You are viewing a plain text version of this content. The canonical link for it is here.
Posted to commits@spark.apache.org by we...@apache.org on 2020/05/22 14:17:28 UTC
[spark] branch master updated: [SPARK-31710][SQL] Adds
TIMESTAMP_SECONDS, TIMESTAMP_MILLIS and TIMESTAMP_MICROS functions
This is an automated email from the ASF dual-hosted git repository.

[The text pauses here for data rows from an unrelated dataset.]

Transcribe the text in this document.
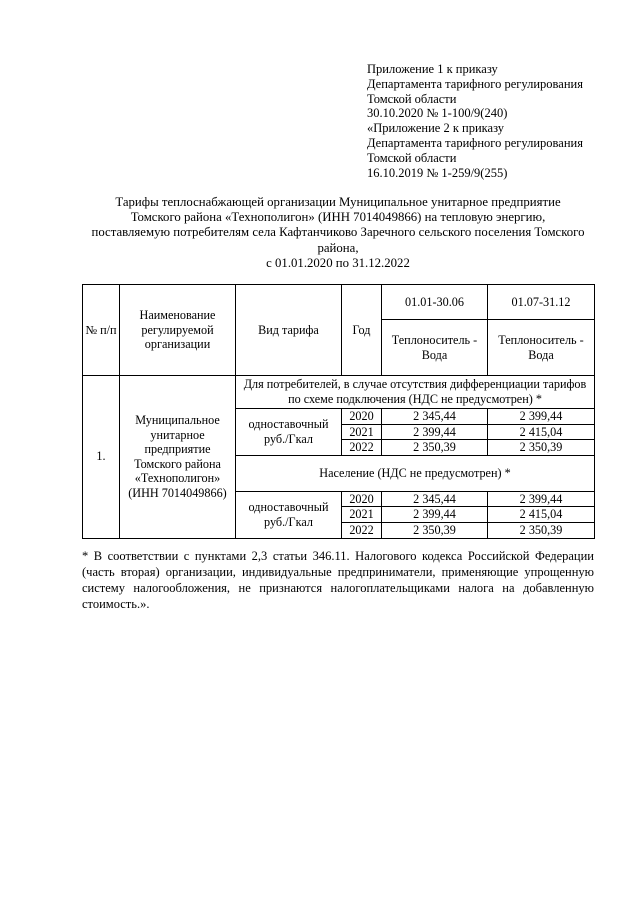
Приложение 1 к приказу
Департамента тарифного регулирования
Томской области
30.10.2020 № 1-100/9(240)
«Приложение 2 к приказу
Департамента тарифного регулирования
Томской области
16.10.2019 № 1-259/9(255)
Тарифы теплоснабжающей организации Муниципальное унитарное предприятие
Томского района «Технополигон» (ИНН 7014049866) на тепловую энергию,
поставляемую потребителям села Кафтанчиково Заречного сельского поселения Томского
района,
с 01.01.2020 по 31.12.2022
№ п/п	Наименование регулируемой организации	Вид тарифа	Год	01.01-30.06	01.07-31.12
				Теплоноситель - Вода	Теплоноситель - Вода
1.	Муниципальное унитарное предприятие Томского района «Технополигон» (ИНН 7014049866)	Для потребителей, в случае отсутствия дифференциации тарифов по схеме подключения (НДС не предусмотрен) *			
		одноставочный руб./Гкал	2020	2 345,44	2 399,44
			2021	2 399,44	2 415,04
			2022	2 350,39	2 350,39
		Население (НДС не предусмотрен) *			
		одноставочный руб./Гкал	2020	2 345,44	2 399,44
			2021	2 399,44	2 415,04
			2022	2 350,39	2 350,39
* В соответствии с пунктами 2,3 статьи 346.11. Налогового кодекса Российской Федерации (часть вторая) организации, индивидуальные предприниматели, применяющие упрощенную систему налогообложения, не признаются налогоплательщиками налога на добавленную стоимость.».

wenchen pushed a commit to branch master
in repository https://gitbox.apache.org/repos/asf/spark.git
The following commit(s) were added to refs/heads/master by this push:
new 2115c55 [SPARK-31710][SQL] Adds TIMESTAMP_SECONDS, TIMESTAMP_MILLIS and TIMESTAMP_MICROS functions
2115c55 is described below
commit 2115c55efe5d4bfe60ff4271f15624bd16a01929
Author: TJX2014 <xi...@gmail.com>
AuthorDate: Fri May 22 14:16:30 2020 +0000
[SPARK-31710][SQL] Adds TIMESTAMP_SECONDS, TIMESTAMP_MILLIS and TIMESTAMP_MICROS functions
### What changes were proposed in this pull request?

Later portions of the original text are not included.